Scottish Group: 10th Anniversary

August 31, 1998

The Scottish Group celebrated the 10th Anniversary of its foundation in conjunction with its Annual Lecture on 18 June at the John McIntyre Centre, Pollock Halls, Edinburgh, with Supper at Arthur Lodge thereafter.

In the midst of the plague of football mania, which seemed to be keeping the nation glued to its TV sets, the Group still managed to field a moderately respectable home team to welcome our speaker, Professor Neil MacCormick, Regius Professor of Public Law at Edinburgh University.

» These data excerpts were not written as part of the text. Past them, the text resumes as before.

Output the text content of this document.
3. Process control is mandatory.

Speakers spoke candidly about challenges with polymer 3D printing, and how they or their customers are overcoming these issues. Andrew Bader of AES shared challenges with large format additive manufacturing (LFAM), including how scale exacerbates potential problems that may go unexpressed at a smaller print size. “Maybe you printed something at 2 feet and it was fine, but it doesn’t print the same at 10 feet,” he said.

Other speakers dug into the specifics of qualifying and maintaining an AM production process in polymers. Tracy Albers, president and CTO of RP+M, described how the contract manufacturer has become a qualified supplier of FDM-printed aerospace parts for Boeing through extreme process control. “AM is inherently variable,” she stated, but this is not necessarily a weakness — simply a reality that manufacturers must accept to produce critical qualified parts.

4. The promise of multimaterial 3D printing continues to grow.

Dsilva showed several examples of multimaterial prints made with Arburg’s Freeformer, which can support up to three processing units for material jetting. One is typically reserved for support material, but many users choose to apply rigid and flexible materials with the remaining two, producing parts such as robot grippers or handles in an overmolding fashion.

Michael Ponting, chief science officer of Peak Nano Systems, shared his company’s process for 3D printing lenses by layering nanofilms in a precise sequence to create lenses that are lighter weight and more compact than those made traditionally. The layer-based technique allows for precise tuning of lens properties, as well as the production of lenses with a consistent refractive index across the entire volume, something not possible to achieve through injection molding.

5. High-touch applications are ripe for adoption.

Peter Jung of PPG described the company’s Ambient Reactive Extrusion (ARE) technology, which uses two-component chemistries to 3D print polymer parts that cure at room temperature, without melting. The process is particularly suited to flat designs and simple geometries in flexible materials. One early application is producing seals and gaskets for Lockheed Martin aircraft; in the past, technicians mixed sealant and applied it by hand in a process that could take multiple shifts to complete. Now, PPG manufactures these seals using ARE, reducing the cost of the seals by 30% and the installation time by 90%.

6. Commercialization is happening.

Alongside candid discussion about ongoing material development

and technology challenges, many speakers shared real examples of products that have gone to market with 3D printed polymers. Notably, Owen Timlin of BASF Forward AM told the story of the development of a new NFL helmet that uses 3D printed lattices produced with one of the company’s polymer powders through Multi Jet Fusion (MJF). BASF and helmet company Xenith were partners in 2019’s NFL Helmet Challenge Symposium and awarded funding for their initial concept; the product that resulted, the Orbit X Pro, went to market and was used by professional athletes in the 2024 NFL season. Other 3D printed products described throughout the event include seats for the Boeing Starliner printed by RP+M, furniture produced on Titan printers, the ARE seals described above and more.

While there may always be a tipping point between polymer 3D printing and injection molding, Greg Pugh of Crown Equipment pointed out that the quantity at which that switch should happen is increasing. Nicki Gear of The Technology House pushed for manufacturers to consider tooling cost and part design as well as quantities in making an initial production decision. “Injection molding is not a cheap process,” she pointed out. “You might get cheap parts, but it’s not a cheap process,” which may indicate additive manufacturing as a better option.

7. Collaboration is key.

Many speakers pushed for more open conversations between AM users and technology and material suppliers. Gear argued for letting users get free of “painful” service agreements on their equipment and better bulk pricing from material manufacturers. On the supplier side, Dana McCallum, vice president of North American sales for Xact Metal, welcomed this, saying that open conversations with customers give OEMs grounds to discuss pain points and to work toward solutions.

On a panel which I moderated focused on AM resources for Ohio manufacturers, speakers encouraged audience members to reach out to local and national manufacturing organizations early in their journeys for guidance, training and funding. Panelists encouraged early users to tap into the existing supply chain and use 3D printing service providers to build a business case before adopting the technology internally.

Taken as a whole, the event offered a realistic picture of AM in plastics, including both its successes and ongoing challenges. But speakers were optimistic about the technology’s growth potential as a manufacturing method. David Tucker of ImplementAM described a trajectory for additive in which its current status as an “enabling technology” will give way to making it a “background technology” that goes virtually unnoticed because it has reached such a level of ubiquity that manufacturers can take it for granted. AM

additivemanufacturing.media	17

The title of this year’s lecture was ‘Scots Law and the Scottish Legal System in the Context of Devolution’ with special consideration of IT implications as a subtext. The speaker approached the context by analysing sections of the current Scotland Bill which sets out the powers available to the new Parliament. Giving it top marks for clarity with ‘there shall be a Scottish Parliament’ (cl 1(1)) and ‘the Parliament may make laws.’ (cl 27(1)), the speaker concluded that the Bill proposed a robust devolutionary scheme, with powers properly reserved for the UK government as a whole and others appropriately devolved in accordance with the Principle of Subsidiarity. All Scottish Acts to be effective must be certified as intra vires – provisions likely to expand the Scottish aspects of judicial review? There is a system of checks and balances which correlates to the exercise of devolved powers. Some of the excluded areas of legislation, at least in the starkness of tabular form, caught the audience unawares – Lord Lieutenant ships, Intellectual Property, Time and Space to name but a few. But overall the ‘bits’ that are distinctively Scottish are now to be dealt with here.

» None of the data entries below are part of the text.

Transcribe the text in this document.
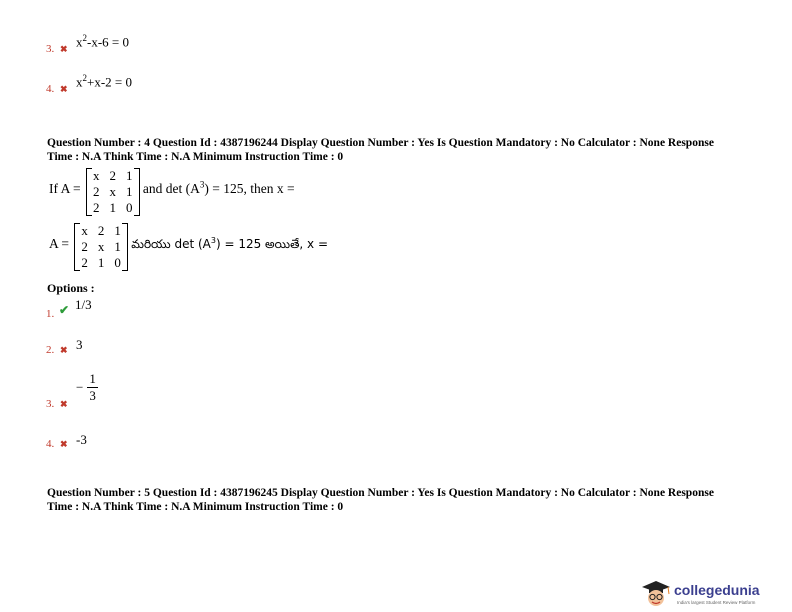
3. ✖ $x^2-x-6 = 0$
4. ✖ $x^2+x-2 = 0$
Question Number : 4 Question Id : 4387196244 Display Question Number : Yes Is Question Mandatory : No Calculator : None Response
Time : N.A Think Time : N.A Minimum Instruction Time : 0
If A =
x	2	1
2	x	1
2	1	0
and $\det (A^3) = 125$, then x =
A =
x	2	1
2	x	1
2	1	0
మరియు $\det (A^3) = 125$ అయితే, x =
Options :
1. ✔ 1/3
2. ✖ 3
3. ✖
− $\frac{1}{3}$
4. ✖ -3
Question Number : 5 Question Id : 4387196245 Display Question Number : Yes Is Question Mandatory : No Calculator : None Response
Time : N.A Think Time : N.A Minimum Instruction Time : 0
collegedunia
India's largest Student Review Platform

Turning to the IT impacts, and eschewing the temptations of topics such as deliberative polling, citizens panels, a Scottish ‘McHansard’, telematics, electronic voting, etc, the speaker singled out the unique and exciting opportunity offered by the fact that the new Parliament will start with a blank Statute Book. Our present UK concept of the Statute Book is shaped by Gutenberg technology – a serial depository. As a consequence, it is notably diachronic in character – the law at any moment in time depending on the output of a complex historical process. But law also has at every moment in time a synchronous or momentary existence. This momentary system matters for law in practice. It answers questions such as ‘What are my rights now? What are my liabilities now?’ But to answer these satisfactorily, we also need recourse to the diachronic record.

The speaker asked if the new technology and the blank page could not combine to allow a whole new approach. Instead of consisting of chapters accumulated chronologically, could it not from the beginning be codified thematically (Property, Persons, etc) The structure of the new Statute Book could be envisaged in advance with each new chapter of legislation taking the form of the insertion of new material or the re-writing of the chapter, resulting in a presentation of the current momentary system of the law for any given time. The diachronic character of law with the requirement to know what a person’s rights were at the time of the occurrence of constitutive acts or events could be met by imaginative use of present technology. The speaker concluded with this challenging question: ‘if there is no problem from the point of view of technology, is there a problem from the legal point of view ?’

Chaired by Alan Grosset of Alex Morison & Co WS, who chaired the first meeting ten years ago, the meeting was attended ten years on by several members who were also present at the original meeting. We were especially delighted to be joined for the occasion by Neil Cameron, Joint Chairman of the Society for Computers & Law. Among the guests we welcomed Philip Dry of Biggart Baillie, recently installed as President of the Law Society of Scotland and an ex-officio Vice President of SCL, Professor Hans Baada, Professor of Comparative Law at the University of Texas, and Mrs David Kidd temporarily representing her husband, first Chairman of the Scottish Group, until he managed to join the celebrations just before the final whistle.